Contra as reformas do governo Michel Temer (PMDB), trabalhadores de diversas categorias paralisaram atividades nesta sexta-feira (30) em Rondonópolis.

Além de greves, atos em diversas cidades do país também estão previstos.

Segundo a presidente do Sindicato dos Servidores Públicos Municipais de Rondonópolis (Sispmur), Geane Lima Teles, a mobilização popular vai pressionar o Congresso Nacional e mostrar a ilegitimidade dos projetos.

“Temer não tem moral para propor essas reformas e agora está perdendo o apoio de grande parte dos parlamentares que sempre estiveram ao lado dos empresários. Não é só o servidor, o marasmo existente faz com que a população não encontre uma motivo para estar nas ruas, é complicado…, porque o povo só vai ter noção em 2019 quando a fome bater na porta, porque é isso que o Brasil vai presenciar”, discorreu  a dirigente.

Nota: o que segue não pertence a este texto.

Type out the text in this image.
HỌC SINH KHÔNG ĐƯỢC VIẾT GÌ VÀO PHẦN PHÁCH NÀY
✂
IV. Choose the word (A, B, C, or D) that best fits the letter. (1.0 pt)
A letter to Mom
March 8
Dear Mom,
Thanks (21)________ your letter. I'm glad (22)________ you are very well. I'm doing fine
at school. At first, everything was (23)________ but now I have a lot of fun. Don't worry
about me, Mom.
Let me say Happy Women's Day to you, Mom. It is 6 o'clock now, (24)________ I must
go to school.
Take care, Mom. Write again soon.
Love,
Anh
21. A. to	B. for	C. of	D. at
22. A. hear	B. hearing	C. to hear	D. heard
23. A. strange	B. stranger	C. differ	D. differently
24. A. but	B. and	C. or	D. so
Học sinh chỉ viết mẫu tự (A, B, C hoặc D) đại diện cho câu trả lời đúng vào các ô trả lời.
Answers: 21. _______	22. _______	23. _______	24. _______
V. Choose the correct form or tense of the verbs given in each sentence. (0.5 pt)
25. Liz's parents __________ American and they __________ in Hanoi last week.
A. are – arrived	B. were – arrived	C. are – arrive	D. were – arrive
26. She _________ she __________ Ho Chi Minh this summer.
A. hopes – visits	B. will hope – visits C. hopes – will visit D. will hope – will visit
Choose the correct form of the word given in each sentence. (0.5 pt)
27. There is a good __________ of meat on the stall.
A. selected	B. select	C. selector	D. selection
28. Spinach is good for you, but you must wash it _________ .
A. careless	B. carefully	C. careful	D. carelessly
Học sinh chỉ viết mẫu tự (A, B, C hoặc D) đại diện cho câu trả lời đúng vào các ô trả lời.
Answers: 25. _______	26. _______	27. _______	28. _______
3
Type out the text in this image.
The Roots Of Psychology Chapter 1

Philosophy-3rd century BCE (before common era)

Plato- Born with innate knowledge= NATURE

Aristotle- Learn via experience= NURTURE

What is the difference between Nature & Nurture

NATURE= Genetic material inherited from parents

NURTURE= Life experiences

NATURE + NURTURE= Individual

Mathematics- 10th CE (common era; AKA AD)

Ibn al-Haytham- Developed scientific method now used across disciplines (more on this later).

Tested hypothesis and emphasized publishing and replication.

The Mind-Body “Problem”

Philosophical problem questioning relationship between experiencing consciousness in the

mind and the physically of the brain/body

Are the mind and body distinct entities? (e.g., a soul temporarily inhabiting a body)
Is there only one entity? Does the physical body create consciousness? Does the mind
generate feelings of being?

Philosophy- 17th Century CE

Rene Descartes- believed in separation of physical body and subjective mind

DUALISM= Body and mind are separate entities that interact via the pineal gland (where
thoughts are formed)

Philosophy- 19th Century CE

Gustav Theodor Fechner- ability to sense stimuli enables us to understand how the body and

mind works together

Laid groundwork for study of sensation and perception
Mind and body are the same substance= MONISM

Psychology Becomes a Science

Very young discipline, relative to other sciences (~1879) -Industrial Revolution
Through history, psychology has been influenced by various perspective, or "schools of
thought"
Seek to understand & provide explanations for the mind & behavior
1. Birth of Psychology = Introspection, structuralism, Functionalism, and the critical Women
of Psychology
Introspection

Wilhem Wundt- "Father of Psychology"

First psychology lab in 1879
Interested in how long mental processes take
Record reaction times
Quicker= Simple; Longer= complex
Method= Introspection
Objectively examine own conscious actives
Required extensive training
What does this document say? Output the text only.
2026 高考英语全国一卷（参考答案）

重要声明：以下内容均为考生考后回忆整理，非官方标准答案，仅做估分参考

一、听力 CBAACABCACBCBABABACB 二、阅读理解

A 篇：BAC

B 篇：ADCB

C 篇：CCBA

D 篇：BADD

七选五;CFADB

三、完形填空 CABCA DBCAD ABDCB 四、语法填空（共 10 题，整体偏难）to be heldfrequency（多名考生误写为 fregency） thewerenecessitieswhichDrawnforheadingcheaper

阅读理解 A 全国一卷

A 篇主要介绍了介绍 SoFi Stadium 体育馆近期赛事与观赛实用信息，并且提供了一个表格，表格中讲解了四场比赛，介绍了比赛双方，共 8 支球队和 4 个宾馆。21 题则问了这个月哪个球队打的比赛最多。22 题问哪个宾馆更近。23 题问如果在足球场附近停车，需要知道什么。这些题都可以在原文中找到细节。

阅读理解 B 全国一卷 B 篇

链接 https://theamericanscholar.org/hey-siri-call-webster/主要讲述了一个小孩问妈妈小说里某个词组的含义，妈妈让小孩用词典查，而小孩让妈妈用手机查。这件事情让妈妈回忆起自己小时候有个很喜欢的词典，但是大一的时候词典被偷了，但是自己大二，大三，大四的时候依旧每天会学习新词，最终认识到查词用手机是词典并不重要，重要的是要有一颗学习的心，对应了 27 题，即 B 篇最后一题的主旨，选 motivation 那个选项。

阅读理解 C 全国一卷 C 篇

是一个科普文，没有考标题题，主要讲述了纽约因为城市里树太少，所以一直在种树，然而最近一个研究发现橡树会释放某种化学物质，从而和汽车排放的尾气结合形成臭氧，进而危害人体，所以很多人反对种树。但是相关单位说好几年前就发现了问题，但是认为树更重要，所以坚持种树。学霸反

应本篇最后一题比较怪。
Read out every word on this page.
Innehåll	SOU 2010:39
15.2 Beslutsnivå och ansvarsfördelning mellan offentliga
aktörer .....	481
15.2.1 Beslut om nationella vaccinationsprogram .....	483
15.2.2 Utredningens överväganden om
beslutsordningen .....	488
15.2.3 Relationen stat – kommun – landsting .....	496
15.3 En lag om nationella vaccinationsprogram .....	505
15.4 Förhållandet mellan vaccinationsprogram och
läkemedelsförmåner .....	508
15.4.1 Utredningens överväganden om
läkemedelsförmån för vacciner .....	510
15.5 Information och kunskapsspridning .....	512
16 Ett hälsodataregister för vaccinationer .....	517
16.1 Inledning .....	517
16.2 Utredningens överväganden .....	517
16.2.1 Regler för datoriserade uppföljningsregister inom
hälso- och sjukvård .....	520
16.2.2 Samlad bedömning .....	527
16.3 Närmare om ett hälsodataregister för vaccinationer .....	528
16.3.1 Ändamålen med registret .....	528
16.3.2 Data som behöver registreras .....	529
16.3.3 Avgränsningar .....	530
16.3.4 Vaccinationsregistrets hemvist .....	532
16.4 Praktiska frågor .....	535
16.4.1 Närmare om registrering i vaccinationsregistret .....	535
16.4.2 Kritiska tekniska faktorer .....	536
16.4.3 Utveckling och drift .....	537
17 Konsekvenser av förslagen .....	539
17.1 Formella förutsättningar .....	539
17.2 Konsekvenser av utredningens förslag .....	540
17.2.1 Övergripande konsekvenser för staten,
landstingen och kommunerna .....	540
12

As manifestações foram convocadas por centrais sindicais, que se posicionam contra as reformas previdenciária e trabalhista. Entre as reivindicações também está a saída do presidente Michel Temer. Todos os Estados e o Distrito Federal estão na mobilização da Greve Geral.

Representantes do Orgulho LGBT se fez presente no movimento e explicou que essa luta não é apenas dos sindicalistas e servidores. “Nós viemos aqui para protestar contra o governo do Temer que há dias tem corrompido o nosso país e a manifestação não é a curto prazo, estamos lutando por algo”, explica Leônidas Moraes, estudante da UFMT.

ESCOLAS

O Sindicato Estadual dos Profissionais da Educação (Sepe) e o Sindicato dos Professores informaram que aderiram ao dia de paralisação e, portanto, não haveria aulas nesta sexta.

A Secretaria de Estado de Educação informou, no entanto, que as unidades escolares funcionarão normalmente. Muitas escolas particulares também tiveram aulas.